Still, the survey gives the state a broad baseline of data about victims, something they never had before.

“One of the problems that we’ve had in the past is that everything that we used to know about domestic violence and sexual violence was based on law enforcement reports,” Rosay said.

The State kept getting asked what their rate of victimization was, but they never knew, said Katie Tepas, who works with the Governor’s Office. Now, she said, they know what they’re up against.

“What we can emphatically state, is that across the state, our rates our way to high,” Tepas said. “We have horrific rates, so it doesn’t matter where people are residing, they’re horrific, and so as a state, all of us has to do something.”
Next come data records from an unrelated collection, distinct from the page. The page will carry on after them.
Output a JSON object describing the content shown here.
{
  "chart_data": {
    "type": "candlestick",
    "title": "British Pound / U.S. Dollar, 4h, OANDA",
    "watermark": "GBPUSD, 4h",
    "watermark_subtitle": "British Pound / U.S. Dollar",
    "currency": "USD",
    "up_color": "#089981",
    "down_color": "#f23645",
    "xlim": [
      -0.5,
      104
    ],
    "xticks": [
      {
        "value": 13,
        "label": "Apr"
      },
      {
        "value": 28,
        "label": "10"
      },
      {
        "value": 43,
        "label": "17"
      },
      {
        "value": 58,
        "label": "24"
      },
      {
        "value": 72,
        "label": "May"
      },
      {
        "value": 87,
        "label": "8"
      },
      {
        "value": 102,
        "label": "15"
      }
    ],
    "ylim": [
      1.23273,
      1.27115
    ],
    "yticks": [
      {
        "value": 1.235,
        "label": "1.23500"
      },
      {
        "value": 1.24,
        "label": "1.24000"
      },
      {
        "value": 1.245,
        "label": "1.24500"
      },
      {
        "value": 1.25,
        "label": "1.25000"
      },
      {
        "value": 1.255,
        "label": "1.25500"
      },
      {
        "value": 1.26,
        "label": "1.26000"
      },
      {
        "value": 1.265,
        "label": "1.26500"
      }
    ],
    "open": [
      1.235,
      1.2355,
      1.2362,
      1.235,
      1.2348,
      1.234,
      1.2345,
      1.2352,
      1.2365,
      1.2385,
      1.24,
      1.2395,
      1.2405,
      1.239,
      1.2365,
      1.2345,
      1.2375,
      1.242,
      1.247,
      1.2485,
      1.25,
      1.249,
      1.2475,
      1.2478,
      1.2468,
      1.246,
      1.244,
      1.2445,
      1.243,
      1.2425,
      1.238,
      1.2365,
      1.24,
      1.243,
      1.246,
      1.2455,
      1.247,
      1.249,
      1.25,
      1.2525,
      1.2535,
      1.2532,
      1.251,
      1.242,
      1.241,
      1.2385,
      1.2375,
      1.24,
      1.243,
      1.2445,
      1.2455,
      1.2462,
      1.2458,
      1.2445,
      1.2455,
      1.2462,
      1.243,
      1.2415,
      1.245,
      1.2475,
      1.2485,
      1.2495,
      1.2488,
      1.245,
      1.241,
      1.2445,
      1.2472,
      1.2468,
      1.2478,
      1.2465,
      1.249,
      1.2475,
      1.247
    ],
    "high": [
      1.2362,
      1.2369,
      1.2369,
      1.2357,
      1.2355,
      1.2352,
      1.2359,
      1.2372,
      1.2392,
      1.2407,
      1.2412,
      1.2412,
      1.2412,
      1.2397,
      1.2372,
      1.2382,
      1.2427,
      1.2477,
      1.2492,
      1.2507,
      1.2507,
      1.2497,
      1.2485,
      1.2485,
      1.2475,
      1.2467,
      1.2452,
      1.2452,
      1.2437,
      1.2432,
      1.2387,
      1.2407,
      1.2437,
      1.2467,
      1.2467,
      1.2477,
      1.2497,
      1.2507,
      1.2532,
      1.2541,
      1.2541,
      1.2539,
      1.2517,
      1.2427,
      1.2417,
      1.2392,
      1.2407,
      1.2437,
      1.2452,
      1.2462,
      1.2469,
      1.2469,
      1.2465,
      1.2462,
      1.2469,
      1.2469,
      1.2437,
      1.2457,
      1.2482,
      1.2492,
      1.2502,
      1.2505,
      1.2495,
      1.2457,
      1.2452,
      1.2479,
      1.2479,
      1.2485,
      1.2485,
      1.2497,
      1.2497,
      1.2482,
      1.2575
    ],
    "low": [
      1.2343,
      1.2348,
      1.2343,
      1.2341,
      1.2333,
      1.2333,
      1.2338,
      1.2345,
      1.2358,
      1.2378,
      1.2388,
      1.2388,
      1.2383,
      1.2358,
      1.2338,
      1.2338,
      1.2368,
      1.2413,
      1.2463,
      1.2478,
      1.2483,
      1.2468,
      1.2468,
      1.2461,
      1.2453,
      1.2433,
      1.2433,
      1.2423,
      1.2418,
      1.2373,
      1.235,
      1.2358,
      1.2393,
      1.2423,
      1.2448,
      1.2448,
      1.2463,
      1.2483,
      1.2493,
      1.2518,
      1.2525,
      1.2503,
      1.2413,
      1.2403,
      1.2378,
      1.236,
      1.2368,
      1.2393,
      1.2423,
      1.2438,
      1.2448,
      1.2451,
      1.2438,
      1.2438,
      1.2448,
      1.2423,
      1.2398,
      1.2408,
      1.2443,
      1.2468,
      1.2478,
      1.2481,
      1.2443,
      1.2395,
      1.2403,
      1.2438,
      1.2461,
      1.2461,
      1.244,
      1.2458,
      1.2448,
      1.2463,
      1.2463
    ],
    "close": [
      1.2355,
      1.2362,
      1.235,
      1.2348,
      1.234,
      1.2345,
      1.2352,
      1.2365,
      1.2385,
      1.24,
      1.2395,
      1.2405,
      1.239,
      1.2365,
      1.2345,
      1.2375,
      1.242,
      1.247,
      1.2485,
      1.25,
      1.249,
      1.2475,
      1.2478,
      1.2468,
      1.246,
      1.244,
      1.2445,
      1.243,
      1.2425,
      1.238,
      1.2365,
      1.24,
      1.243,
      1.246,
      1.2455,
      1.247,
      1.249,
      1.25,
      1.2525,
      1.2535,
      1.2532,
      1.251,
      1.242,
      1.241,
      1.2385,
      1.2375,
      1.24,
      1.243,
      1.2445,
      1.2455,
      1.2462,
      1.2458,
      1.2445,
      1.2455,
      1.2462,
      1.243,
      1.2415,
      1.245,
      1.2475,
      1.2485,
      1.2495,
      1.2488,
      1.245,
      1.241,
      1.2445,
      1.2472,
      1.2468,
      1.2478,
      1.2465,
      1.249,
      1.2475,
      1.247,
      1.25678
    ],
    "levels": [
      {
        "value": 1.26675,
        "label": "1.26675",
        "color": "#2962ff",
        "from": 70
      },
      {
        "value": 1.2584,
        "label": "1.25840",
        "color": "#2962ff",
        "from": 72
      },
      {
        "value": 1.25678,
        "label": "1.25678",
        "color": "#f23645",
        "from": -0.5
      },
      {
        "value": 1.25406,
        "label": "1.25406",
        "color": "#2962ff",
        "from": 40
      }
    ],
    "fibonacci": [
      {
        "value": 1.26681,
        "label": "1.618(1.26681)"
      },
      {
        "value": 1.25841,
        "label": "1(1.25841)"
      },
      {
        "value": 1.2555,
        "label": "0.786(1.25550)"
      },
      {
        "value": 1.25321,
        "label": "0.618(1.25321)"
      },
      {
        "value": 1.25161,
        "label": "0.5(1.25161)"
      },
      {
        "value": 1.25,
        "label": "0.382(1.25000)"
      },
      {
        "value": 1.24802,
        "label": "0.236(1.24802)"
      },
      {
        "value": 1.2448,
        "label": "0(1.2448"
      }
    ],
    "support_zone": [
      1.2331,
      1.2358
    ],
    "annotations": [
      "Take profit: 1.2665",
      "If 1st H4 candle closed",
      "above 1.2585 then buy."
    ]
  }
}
Statewide, the Alaska victimization survey interviewed 871 adult women. It found that 59 percent have experienced intimate partner violence, sexual violence, or both at some point in their life. About 12 percent had within the past year.

The survey project started in 2010 with plans to survey all regions of the state. Last year they surveyed Bristol Bay, Fairbanks, the North Star Borough, Anchorage and Juneau. This year they’ve looked at the Bethel region as well as Sitka and Kodiak.

The goal is for the survey to be repeated every five years.

“While the lifetime numbers probably won’t change,” Morton said, “we’re hoping that maybe the previous year numbers, we’ll see an adjustment.”

Locally, the regional survey was well received. Michelle Dewitt has directed the Tundra Women’s Coalition, a regional women’s shelter in Bethel, for 15 years. She was impressed that over 500 women felt comfortable enough to talk about the abuse over the phone to a stranger.

“The fact that so many of the women completed the entire interview which was about 30 minutes and I think that a lot of that has to do with all of the work that has been done for many many years across the Delta to make an impact on issues related to domestic violence and sexual assault,” said Dewitt.

Dewitt believes over the past few decades there has been an attitude shift in the Y-K Delta about domestic violence and sexual assault that is making it easier for people to seek shelter and services.

“Because we’ve created an environment in the region where people are much more willing to discuss issues around domestic violence or sexual abuse, we may have a group of people who are more likely to engage in the research, to speak with the researchers, to request services, to disclose and to report abuse,” Dewitt said.

It is unknown how Alaska’s victimization rates compare nationally. Rosay said they are still working on those details.